Company C, Respiratory Therapist Jan '09 – Dec '11
  • Conducted diagnostic tests such as spirometry and arterial blood gas analysis.
  • Performed therapeutic procedures such as bronchoscopies, nebulizer treatments, and chest physiotherapy.
  • Educated patients and families on disease process, treatment plan, and self-care management.
  • Basic Life Support for Health Care Providers (BLS)
  • Advanced Cardiac Life Support (ACLS)
  • Neonatal Resuscitation Program (NRP)

Industry Knowledge: Respiratory Therapy, Pulmonary Function Testing, Ventilator Management, Cardiopulmonary Resuscitation, Pulmonary Function Testing, Ventilator Management, Cardiopulmonary Resuscitation, Critical Care, Anesthesia, Endoscopy
Technical Skills: Meditech, EPIC, Cerner, McKesson, Allscripts
Soft Skills: Critical Thinking, Problem Solving, Decision Making, Teamwork, Communication, Empathy, Leadership

How to Write a Respiratory Nurse Resume

Here’s how to write a resume of your own.

Write Compelling Bullet Points

Bullet points are the most important part of your resume because they’re the first thing recruiters will see. And they’re the best way to showcase your experience and qualifications.

So it’s crucial that you use them to your advantage. And the best way to do that is by using specific, descriptive language. For example, rather than saying you “provided patient care,” you could say you “provided critical care to trauma patients in emergency room, ensuring all patients received timely care and treatment.”

The second bullet point is much more specific and provides more detail about what exactly you did and the results of your work.

Identify and Include Relevant Keywords

When you apply for a respiratory nurse role, your resume is likely to be scanned by an applicant tracking system (ATS) for certain keywords. ATS programs look for specific terms related to the position, like “ventilator” or “endotracheal tube” in order to determine whether your skills are a match for the job opening. If your resume doesn’t include enough relevant keywords, the ATS might filter out your application.

To increase your chances of getting an interview, use this list of common respiratory nurse keywords as a starting point:

  • Nursing
  • Cardiopulmonary Resuscitation (CPR)
  • Basic Life Support (BLS)
  • Patient Safety
  • Acute Care
  • Hospitals
  • Inpatient Care
  • Advanced Cardiac Life Support (ACLS)
  • Patient Education
  • Medication Administration
  • Healthcare
  • Patient Advocacy
  • Intermittent Positive Pressure Breathing (IPPB)
  • Healthcare Management
  • Electronic Medical Record (EMR)
  • IV Therapy
  • Advanced Life Support (ALS)
  • Ambulatory Care
  • Emergency Nursing
  • Critical Care Nursing
  • Trauma Nursing
  • Cardiology
  • Respiratory Care
  • Surgery
  • Nursing Education
  • Wound Care
  • Ventilator Care
  • Basic Life Support for Healthcare Providers
  • Hospice Care
  • Telemetry

Showcase Your Technical Skills

As a respiratory nurse, you need to be proficient in the use of technology in order to provide the best possible care for your patients.

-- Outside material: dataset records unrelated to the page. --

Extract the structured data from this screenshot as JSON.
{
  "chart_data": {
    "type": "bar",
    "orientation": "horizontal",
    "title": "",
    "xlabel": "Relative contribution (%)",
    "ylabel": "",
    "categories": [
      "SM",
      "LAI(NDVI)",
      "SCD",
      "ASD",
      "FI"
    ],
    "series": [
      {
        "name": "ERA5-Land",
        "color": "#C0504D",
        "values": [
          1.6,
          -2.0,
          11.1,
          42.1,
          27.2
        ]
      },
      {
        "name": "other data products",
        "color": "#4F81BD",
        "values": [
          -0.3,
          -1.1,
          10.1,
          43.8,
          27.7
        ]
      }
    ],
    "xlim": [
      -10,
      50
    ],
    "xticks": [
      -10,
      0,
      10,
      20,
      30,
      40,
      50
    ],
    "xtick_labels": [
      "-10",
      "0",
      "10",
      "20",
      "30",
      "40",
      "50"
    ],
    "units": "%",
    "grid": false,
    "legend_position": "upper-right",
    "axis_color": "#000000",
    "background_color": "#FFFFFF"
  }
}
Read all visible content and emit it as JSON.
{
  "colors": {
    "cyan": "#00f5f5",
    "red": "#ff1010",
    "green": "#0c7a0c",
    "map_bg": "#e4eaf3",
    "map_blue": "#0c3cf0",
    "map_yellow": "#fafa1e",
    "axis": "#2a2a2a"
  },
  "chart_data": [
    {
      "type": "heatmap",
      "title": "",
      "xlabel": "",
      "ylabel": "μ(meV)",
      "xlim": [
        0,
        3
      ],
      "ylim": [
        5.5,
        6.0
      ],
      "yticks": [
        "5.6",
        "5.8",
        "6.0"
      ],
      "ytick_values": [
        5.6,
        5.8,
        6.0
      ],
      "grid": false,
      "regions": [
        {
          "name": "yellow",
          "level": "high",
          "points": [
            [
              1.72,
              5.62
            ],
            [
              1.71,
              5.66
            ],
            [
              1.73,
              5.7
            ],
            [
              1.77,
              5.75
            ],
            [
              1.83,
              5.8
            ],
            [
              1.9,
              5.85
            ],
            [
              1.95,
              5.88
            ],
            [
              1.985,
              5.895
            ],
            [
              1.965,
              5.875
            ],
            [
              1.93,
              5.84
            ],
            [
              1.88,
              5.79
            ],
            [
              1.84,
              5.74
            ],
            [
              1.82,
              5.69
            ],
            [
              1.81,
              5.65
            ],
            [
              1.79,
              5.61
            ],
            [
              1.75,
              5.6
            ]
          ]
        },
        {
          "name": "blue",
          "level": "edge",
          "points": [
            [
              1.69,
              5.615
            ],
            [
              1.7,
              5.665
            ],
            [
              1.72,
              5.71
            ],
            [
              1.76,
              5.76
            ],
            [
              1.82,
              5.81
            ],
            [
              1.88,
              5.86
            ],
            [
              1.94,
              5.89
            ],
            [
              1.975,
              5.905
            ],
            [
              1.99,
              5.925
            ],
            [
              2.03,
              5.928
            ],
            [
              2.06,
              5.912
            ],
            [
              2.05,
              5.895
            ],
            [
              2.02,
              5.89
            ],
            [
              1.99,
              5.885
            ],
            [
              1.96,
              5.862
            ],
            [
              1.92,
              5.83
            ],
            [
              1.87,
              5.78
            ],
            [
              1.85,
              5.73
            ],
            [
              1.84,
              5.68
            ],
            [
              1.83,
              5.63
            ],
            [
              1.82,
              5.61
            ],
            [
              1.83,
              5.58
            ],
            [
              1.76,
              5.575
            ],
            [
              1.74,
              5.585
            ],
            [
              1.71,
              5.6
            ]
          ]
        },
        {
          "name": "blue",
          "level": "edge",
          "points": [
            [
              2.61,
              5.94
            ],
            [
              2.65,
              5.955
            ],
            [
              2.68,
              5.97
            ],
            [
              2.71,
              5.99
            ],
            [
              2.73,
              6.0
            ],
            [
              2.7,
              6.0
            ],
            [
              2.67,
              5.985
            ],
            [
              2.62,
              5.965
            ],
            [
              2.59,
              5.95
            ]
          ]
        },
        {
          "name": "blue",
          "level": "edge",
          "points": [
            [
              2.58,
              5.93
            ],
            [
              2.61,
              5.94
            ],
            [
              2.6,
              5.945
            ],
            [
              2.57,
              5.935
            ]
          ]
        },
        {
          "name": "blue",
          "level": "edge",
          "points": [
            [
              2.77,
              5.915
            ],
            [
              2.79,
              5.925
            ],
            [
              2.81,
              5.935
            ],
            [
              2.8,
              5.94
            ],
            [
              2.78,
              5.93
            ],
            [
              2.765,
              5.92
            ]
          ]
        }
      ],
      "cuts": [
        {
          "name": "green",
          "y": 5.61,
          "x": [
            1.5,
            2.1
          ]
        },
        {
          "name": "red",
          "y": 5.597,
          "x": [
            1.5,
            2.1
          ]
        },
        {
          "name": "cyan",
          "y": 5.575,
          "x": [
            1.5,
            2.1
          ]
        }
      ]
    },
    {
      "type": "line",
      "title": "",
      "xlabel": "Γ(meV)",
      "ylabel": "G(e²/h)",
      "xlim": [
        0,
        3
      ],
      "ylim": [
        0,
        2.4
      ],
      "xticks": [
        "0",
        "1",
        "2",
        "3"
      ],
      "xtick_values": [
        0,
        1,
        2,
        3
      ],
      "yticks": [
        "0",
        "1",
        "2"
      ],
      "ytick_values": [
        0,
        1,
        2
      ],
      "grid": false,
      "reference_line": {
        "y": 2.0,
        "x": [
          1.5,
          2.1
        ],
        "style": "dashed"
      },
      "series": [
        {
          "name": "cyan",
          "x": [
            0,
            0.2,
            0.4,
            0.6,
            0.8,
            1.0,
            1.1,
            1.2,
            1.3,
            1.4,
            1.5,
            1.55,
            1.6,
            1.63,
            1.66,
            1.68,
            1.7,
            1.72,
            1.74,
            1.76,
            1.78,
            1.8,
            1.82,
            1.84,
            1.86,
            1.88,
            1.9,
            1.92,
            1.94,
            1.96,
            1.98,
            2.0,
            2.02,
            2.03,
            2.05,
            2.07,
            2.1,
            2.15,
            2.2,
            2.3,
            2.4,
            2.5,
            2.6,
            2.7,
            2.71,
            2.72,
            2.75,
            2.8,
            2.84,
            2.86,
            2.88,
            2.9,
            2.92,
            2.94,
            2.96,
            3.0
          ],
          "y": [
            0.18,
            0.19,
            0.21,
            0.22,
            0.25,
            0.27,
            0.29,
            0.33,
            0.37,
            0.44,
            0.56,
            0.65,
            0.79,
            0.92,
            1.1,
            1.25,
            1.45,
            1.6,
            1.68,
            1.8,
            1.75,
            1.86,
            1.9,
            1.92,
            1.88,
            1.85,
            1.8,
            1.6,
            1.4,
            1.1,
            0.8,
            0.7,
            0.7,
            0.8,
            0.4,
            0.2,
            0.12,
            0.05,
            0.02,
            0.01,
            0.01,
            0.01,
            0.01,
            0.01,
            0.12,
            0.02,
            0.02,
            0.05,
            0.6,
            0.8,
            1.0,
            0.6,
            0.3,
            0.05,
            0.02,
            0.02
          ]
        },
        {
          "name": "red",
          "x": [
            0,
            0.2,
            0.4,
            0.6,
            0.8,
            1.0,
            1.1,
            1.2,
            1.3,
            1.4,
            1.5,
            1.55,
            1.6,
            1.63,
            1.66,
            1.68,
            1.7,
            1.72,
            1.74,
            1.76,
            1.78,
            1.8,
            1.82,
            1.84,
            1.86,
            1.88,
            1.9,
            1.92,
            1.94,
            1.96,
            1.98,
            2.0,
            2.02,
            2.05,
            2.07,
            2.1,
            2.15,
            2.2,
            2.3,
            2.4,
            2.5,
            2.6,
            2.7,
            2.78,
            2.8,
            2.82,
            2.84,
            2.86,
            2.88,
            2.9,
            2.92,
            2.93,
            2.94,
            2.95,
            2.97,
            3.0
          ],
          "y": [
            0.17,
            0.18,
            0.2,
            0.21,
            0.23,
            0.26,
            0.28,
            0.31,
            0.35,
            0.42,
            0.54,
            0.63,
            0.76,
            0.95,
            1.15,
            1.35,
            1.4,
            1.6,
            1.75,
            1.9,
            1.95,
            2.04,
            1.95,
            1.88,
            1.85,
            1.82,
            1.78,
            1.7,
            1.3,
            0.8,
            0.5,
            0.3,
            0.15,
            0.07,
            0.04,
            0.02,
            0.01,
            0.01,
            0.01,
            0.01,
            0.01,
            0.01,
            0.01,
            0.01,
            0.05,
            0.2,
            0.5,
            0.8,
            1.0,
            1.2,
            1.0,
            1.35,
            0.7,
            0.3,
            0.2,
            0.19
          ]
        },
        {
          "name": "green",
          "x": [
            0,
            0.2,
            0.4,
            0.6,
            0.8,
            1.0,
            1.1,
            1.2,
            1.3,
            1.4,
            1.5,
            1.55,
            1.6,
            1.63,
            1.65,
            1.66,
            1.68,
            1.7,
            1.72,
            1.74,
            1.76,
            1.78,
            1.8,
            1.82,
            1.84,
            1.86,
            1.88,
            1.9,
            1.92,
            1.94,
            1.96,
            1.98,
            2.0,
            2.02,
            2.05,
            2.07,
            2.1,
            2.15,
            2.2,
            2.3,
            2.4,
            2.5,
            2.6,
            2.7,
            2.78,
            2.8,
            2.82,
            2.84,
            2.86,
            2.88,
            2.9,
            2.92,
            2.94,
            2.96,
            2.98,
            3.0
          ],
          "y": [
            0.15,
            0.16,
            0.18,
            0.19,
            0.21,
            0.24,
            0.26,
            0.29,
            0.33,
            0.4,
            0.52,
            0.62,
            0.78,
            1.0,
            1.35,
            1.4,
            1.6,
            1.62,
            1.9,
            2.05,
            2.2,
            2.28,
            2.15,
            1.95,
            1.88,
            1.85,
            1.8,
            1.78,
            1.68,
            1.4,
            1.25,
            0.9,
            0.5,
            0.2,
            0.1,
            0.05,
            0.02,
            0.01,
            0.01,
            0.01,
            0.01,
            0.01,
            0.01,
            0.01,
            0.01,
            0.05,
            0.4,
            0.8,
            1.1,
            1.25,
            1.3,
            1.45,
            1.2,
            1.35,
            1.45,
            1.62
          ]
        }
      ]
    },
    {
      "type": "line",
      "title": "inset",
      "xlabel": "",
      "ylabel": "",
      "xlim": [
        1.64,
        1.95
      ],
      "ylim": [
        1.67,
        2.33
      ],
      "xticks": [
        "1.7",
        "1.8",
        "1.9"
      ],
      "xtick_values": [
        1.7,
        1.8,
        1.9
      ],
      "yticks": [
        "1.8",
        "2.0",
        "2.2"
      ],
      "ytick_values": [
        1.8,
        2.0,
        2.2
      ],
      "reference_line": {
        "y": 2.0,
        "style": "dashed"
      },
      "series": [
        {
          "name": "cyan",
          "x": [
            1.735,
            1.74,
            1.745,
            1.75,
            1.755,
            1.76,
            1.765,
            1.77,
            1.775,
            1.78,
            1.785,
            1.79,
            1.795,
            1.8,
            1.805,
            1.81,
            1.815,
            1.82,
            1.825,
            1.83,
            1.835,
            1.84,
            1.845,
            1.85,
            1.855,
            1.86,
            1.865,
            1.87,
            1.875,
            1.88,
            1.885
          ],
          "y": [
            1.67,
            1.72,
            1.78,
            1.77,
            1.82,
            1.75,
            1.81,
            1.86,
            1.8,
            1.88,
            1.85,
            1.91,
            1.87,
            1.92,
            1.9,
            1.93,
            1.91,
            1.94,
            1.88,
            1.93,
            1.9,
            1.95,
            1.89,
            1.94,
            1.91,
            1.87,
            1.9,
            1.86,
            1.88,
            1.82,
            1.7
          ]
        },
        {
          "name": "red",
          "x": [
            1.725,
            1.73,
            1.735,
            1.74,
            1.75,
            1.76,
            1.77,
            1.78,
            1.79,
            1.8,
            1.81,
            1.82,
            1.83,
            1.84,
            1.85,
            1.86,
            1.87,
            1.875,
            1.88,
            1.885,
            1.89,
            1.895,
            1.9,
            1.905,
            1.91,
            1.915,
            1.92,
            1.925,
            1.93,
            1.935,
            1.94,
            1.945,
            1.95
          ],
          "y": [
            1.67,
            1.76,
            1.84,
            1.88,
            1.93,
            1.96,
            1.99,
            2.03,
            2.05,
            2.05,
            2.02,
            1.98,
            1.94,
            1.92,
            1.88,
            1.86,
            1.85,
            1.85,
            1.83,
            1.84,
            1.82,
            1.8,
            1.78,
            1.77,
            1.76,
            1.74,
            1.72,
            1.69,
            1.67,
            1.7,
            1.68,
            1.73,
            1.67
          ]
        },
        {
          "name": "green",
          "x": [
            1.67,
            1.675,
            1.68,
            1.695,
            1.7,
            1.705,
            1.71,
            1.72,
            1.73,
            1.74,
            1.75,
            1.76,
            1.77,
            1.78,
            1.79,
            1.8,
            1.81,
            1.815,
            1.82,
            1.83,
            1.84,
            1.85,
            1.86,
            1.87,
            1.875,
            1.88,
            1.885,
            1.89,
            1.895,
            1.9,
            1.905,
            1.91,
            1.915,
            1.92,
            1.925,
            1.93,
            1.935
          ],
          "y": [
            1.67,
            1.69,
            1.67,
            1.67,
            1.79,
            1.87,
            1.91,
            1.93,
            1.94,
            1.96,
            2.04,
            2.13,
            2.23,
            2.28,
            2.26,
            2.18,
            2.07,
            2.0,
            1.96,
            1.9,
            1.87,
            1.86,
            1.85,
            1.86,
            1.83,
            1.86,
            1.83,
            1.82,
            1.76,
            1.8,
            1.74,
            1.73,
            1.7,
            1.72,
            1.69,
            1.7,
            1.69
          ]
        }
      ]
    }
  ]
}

This might include familiarity with electronic health records (EHR) systems, patient monitoring systems, and medical devices. Additionally, you need to be able to use technology to communicate with other members of the healthcare team, including doctors and nurses.

Some of the programs and systems that respiratory nurses are typically expected to be proficient in include: EHR software, patient monitoring software, and medical devices.